Monday, June 19, 2006

Fighting Intensifies in Afghanistan

The never-ending conflict with the Taliban in Afghanistan has intensified in the last few months and in response the number of U.S. airstrikes has increased. Amazingly, our forces are now carrying out more airstrikes in Afghanistan than in Iraq, by a wide margin:

As fighting in Afghanistan has intensified over the past three months, the U.S. military has conducted 340 airstrikes there, more than twice the 160 carried out in the much higher-profile war in Iraq, according to data from the Central Command, the U.S. military headquarters for the Middle East.

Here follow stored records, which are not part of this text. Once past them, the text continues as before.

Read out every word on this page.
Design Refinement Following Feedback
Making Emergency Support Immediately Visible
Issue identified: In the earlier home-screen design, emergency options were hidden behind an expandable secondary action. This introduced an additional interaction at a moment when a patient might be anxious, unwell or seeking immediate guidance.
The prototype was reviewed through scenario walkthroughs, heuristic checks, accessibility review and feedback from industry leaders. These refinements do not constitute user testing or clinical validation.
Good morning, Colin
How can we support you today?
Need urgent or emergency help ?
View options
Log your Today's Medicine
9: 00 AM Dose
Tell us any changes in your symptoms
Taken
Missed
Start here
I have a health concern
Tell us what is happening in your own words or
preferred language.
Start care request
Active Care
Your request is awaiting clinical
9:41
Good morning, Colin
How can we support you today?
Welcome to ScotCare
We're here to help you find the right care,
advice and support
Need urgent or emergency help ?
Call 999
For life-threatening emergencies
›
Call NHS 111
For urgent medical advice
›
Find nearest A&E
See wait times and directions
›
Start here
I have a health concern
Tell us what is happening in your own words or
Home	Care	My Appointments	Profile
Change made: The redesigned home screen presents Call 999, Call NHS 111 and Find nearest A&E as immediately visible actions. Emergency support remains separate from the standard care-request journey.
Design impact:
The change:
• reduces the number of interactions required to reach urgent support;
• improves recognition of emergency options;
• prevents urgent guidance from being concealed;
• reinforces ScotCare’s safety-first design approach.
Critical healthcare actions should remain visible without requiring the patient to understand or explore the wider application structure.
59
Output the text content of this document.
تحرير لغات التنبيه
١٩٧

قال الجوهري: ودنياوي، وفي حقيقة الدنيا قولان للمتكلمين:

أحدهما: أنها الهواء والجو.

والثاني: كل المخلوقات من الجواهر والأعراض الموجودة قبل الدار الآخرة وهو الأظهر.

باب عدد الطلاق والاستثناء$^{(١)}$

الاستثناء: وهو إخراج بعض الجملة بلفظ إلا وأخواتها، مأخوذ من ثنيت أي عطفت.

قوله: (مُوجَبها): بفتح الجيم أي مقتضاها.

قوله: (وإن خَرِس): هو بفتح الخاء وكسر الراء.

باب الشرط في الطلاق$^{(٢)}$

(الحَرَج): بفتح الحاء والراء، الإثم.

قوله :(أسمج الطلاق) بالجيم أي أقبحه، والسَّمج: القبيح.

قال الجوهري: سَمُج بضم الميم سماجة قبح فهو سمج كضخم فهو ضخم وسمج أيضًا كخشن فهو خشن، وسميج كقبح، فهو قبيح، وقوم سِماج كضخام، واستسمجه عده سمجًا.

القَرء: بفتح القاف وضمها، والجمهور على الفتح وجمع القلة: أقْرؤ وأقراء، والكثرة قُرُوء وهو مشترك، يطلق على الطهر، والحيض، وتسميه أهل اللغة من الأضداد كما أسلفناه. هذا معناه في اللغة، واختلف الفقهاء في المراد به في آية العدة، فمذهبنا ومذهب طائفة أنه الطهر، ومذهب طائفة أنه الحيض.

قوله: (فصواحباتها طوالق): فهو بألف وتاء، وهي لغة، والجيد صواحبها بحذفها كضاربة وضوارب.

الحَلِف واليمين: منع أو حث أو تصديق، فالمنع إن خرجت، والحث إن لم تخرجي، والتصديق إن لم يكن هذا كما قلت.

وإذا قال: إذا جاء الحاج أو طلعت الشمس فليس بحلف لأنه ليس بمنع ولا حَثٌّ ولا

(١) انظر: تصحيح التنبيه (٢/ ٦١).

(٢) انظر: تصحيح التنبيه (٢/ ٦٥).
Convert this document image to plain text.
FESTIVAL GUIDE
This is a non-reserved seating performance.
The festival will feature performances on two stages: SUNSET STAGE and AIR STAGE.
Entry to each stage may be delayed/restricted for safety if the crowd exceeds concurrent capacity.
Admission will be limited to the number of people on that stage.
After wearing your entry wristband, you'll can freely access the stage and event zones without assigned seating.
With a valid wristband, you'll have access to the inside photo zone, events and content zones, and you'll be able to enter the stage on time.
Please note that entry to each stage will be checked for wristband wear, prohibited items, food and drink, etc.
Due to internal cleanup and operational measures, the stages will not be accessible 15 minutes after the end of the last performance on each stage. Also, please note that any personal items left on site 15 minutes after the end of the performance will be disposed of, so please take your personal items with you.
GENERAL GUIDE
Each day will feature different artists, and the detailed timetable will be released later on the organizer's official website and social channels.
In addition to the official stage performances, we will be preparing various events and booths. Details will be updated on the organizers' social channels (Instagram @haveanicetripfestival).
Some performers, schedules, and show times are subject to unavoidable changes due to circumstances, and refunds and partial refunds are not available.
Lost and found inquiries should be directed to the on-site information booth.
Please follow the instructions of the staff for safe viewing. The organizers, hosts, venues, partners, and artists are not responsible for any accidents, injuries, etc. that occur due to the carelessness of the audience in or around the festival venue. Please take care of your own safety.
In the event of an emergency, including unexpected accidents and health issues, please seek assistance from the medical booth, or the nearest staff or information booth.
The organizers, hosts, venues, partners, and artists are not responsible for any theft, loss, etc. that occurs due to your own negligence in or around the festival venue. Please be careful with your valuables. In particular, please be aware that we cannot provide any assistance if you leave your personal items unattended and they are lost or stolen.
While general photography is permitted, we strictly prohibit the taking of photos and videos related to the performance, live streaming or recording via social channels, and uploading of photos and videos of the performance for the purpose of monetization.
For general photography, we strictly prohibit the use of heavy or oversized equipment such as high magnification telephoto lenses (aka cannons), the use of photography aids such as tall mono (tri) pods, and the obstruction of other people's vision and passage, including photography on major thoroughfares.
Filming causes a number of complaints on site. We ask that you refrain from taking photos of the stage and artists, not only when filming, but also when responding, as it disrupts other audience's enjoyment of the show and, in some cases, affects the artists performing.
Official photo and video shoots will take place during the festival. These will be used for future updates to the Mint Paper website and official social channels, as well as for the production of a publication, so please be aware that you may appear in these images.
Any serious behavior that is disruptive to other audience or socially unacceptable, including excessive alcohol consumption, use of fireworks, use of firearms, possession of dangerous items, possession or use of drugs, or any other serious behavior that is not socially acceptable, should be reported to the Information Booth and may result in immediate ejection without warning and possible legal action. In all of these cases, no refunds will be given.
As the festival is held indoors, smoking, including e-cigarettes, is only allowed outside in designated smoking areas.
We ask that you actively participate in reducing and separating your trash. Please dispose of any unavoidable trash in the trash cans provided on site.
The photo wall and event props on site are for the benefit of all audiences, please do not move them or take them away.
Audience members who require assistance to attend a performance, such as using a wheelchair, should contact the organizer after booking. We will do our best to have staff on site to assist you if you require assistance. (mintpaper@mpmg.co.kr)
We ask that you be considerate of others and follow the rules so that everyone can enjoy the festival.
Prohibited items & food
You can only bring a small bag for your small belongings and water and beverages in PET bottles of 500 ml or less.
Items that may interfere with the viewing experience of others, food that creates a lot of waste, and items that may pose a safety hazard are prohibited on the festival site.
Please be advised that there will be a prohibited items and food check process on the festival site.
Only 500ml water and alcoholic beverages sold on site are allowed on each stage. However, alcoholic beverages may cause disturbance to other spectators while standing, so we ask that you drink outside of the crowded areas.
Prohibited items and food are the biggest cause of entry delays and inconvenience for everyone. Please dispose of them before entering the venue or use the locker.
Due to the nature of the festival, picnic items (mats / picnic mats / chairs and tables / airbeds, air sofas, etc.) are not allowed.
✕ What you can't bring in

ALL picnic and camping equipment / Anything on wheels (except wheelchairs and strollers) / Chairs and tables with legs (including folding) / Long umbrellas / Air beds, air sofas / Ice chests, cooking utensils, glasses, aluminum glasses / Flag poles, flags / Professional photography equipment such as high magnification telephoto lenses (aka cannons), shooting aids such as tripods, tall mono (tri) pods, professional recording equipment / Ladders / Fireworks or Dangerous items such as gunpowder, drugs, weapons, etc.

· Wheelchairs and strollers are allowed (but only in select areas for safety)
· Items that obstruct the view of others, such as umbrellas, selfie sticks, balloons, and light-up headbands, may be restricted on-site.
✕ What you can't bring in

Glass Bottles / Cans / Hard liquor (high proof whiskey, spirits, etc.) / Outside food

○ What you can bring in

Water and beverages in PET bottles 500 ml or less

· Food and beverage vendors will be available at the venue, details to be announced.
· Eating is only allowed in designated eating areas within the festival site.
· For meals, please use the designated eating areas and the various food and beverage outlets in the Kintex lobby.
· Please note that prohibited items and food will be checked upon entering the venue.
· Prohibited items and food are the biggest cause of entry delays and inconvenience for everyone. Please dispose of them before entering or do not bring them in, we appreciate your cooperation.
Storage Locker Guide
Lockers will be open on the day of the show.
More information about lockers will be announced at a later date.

The airstrikes appear to have increased in recent days as the United States and its allies have launched counteroffensives against the Taliban in the south and southeast, strafing and bombing a stronghold in Uruzgan province and pounding an area near Khost with 500-pound bombs.

The airstrikes between early March and late May concentrated on two areas -- the provinces of the south-central mountains that are the Taliban's major redoubt and eastern Afghanistan near the border with Pakistan, where al-Qaeda and its allies operate. But U.S. warplanes have also hit targets near the capital of Kabul, near the main U.S. base at Bagram, and near other major cities such as Jalalabad and Ghazni.

The attacks have been executed by aircraft ranging from large B-52 bombers to small Predator drones, and have employed attacks including 2,000-pound bombs and strafing.


The disparity is of course not due to the fact that our forces are engaged in hotter fighting in Afghanistan. Rather, it is the direct result of a lack of enough troops on the ground to challenge and destroy Taliban fighters in ground combat. Note this statement from the Washington Post article:

The U.S. military and its allies have started "going into areas that haven't been gone into with a lot of forces," most notably, Freakley said, in Konar province, north of Jalalabad.


Or in other words, there are areas of Afghanistan that are presently uncontested by coalition and U.S. forces. This is not a recipe for putting down an insurgency. And this pargraph, quite frankly, stuns me:

Retired Army Gen. Barry McCaffrey, who recently returned from a visit to Afghanistan, said the Taliban have gone from operating in company-size units of about 100 men last year to battalion-size units of about 400 men this year. Some recent airstrikes have targeted those troop formations, contributing to the sharp rise in the total.


It is not possible for me to overstate the significance of the fact that Taliban fighters can move around in units of 400 men with what they must certainly regard as impunity. It is incredible to me that at this point, after 5 years of on-and-off war in Afghanistan, the Taliban can roam any significant portion of Afghanistan in formations so large. What's next? Military parades?

The short-comings of the over-used airstrike-as we've discussed here-is also mentioned in the article:

In late May, the Taliban occupied a village 20 miles from Kandahar, prompting some of the U.S. airstrikes, including one that killed at least 15 civilians. Afghan President Hamid Karzai called for an investigation of the incident and asked the top U.S. military commander in the country, Army Lt. Gen. Karl W. Eikenberry, for an explanation.

"We go to great pains to limit any kind of casualties among the civilian population," Freakley said.


And I'm sure they have. But as we noted, it is simply impossible for an air campaign to be carried out that can be relied upon to destroy insurgent forces without causing undue civilian casualties. At the very least, inaccurate intelligence results in the bombing of homes that may or may not house Taliban forces, but almost certainly house civilians. And one of the basic tenets of counter-insurgency warfare is that you don't go blowing up people who you are trying to win over to your side. But the fact of the matter is that, thanks to the war in Iraq, we simply do not have enough forces in Afghanistan to successfully engage and destroy the Taliban. Each year the Taliban has grown in strength from it's near-destruction in 2001, and each year we find ourselves in the position of fighting a continuing holding action against the Taliban. The long-term outlook for Afghanistan isn't nearly as bad as the one in Iraq, but at the same time our lack of concern over Afghanistan prevents us from devoting the resources we need to finally secure the country. While casualties remain relatively low, thus preventing the calls to leave that we're now hearing in Iraq, fighting a continuous war against the Taliban that appears to have no end in sight without a major shift in resources, is simply untenable. Let me state it plainly: until we are willing to devote ourselves fully to the destruction of the Taliban and the securing of a peaceful Afghanistan, we will find ourselves mired in a low-grade guerilla warfare until we get sick of it and leave. Whether that's in a year, or five, or ten is unknowable, but it's simply a matter of time.